Jia Yuheng, Khokhar Arif A, Pilgrim Thomas, Costa Giuliano, Mylotte Darren, Sammartino Sofia, Tomii Daijiro, Fosbøl Emil, Tamburino Corrado, Kofoed Klaus Fuglsang, Barbanti Marco, Windecker Stephan, Chen Mao, De Backer Ole
The Heart Center, Rigshospitalet, Copenhagen, Denmark.
Department of Cardiology, West China Hospital, Chengdu, China.
Clin Res Cardiol. 2025 Mar;114(3):375-384. doi: 10.1007/s00392-024-02545-9. Epub 2024 Sep 19.
BACKGROUND: Patients undergoing transcatheter aortic valve implantation (TAVI) for bicuspid aortic stenosis (AS) frequently present with ascending aortic (AAo) dilatation which is left untreated. The objective of this study was to study the natural progression and underlying mechanisms of AAo dilatation after TAVI for bicuspid AS. METHODS: Patients with a native bicuspid AS and a baseline AAo maximum diameter > 40 mm treated by TAVI and in whom post-TAVI computed tomography (CT) scans beyond 1 year were available were included. AAo dilatation was deemed to be either continuous (≥ 2 mm increase) or stable (< 2 mm increase or decrease). Uni- and multivariate logistic regression analysis was utilized in order to identify factors associated with continuous AAo dilatation post-TAVI. RESULTS: A total of 61 patients with a mean AAo maximum diameter of 45.6 ± 3.9 mm at baseline were evaluated. At a median follow-up of 2.9 years, AAo dimensions remained stable in 85% of patients. Continuous AAo dilatation was observed in 15% of patients at a rate of 1.4 mm/year. Factors associated with continuous AAo dilatation were raphe length/annulus mean diameter ratio (OR 4.09, 95% CI [1.40-16.7], p = 0.022), TAV eccentricity at the leaflet outflow level (OR 2.11, 95%CI [1.12-4.53], p = 0.031) and maximum transprosthetic gradient (OR 1.30, 95%CI [0.99-1.73], p = 0.058).

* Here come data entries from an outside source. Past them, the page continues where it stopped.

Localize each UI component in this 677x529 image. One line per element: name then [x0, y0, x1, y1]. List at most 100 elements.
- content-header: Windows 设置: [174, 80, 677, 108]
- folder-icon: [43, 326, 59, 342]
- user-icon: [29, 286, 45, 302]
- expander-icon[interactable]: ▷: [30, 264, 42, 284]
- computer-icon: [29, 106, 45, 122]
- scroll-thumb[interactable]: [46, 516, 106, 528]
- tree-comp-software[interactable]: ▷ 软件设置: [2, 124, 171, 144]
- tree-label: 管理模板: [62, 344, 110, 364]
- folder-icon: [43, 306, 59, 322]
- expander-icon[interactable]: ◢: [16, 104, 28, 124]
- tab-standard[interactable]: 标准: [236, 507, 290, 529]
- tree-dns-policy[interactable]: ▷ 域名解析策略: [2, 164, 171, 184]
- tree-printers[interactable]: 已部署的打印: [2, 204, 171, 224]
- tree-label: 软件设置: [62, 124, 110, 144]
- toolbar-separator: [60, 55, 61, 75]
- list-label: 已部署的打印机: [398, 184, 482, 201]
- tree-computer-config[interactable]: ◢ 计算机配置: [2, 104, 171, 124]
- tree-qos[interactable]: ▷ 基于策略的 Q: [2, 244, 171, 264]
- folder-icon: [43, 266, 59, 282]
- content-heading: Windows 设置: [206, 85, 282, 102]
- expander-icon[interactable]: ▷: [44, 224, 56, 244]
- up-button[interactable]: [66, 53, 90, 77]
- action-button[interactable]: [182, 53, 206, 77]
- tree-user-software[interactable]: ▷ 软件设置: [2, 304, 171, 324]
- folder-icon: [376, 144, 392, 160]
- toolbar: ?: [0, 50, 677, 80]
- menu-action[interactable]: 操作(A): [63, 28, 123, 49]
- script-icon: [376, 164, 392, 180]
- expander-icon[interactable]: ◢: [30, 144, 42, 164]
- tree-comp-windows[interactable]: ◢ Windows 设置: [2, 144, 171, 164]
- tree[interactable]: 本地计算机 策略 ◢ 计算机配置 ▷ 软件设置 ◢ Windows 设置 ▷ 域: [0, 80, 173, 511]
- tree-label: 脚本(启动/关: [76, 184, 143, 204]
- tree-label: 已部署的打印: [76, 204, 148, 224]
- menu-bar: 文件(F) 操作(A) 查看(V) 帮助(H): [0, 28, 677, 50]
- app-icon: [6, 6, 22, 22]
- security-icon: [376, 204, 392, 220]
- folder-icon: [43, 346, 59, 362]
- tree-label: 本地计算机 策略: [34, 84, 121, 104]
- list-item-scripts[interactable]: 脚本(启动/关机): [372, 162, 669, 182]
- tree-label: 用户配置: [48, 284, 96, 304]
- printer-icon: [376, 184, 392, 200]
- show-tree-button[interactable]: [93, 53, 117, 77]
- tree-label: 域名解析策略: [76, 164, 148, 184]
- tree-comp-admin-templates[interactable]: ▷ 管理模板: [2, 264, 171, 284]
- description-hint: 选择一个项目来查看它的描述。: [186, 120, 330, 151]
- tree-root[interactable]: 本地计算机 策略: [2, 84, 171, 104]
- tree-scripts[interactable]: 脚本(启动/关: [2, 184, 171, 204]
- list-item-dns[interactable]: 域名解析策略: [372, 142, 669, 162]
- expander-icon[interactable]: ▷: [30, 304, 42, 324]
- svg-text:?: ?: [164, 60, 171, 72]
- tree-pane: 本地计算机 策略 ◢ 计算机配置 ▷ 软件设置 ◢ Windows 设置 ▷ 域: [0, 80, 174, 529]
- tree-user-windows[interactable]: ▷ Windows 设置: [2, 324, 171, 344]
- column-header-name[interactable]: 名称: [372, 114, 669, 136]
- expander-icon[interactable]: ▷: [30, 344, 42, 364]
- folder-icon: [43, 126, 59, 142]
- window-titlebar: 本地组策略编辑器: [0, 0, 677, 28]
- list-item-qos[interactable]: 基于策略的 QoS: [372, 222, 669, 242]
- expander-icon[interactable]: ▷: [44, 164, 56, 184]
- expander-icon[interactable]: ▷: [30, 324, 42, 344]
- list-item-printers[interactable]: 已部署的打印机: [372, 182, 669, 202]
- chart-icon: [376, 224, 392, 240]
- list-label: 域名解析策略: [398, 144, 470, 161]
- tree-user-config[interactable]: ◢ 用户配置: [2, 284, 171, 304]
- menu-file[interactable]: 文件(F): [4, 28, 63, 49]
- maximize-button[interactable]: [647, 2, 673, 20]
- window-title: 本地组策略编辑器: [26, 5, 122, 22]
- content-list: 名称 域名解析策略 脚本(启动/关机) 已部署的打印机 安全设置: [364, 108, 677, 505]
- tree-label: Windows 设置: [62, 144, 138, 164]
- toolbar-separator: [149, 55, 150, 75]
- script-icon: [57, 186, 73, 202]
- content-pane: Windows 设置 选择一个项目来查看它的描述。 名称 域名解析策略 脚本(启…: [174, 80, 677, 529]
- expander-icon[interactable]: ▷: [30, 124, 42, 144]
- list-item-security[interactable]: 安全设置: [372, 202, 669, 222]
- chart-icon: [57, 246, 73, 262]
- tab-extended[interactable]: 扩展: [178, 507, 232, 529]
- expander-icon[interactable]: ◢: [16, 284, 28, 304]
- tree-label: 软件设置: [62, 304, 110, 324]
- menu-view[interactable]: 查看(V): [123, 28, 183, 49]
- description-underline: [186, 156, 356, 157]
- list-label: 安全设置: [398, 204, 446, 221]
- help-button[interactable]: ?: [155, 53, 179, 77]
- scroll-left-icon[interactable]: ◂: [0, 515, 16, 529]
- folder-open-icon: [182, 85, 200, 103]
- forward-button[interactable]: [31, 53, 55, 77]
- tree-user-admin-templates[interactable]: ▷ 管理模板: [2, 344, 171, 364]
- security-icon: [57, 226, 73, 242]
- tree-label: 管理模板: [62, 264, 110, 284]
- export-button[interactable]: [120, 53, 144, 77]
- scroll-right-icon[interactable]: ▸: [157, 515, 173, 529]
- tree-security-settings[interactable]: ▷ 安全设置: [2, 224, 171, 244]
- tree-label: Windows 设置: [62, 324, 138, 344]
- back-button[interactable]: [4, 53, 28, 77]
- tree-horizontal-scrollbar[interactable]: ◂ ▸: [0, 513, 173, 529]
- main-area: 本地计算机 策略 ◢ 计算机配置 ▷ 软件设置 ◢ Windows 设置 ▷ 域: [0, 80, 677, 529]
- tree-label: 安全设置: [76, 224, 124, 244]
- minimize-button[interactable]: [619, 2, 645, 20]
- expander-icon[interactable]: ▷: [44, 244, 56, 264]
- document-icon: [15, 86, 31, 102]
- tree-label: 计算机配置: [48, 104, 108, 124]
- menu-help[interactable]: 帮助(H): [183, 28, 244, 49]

CONCLUSIONS: Ascending aortic dilatation in patients undergoing TAVI for bicuspid AS remains stable in the majority of patients. Factors influencing TAV stent frame geometry and function were identified to be associated with continuous AAo dilatation after TAVI; this should be confirmed in future larger cohort studies.
背景:接受经导管主动脉瓣植入术(TAVI)治疗二叶式主动脉瓣狭窄(AS)的患者常伴有升主动脉(AAo)扩张,但未得到治疗。本研究的目的是探讨TAVI治疗二叶式AS后AAo扩张的自然进展及潜在机制。 方法:纳入接受TAVI治疗的原发性二叶式AS患者,基线时AAo最大直径>40 mm,且有术后1年以上的计算机断层扫描(CT)图像。AAo扩张被定义为持续扩张(增加≥2 mm)或稳定(增加或减少<2 mm)。采用单因素和多因素逻辑回归分析,以确定与TAVI术后AAo持续扩张相关的因素。 结果:共评估61例患者,基线时AAo平均最大直径为45.6±3.9 mm。中位随访2.9年时,85%的患者AAo尺寸保持稳定。15%的患者出现AAo持续扩张,扩张速率为1.4 mm/年。与AAo持续扩张相关的因素包括嵴长度/瓣环平均直径比(OR 4.09,95%CI [1.40-16.7],p = 0.022)、瓣叶流出道水平的TAV偏心度(OR 2.11,95%CI [1.12-4.53],p = 0.031)和最大跨瓣压差(OR 1.30,95%CI [0.99-1.73],p = 0.058)。 结论:接受TAVI治疗二叶式AS的患者中,大多数患者的升主动脉扩张保持稳定。影响TAV支架框架几何形状和功能的因素被确定与TAVI术后AAo持续扩张相关;这一点应在未来更大规模的队列研究中得到证实。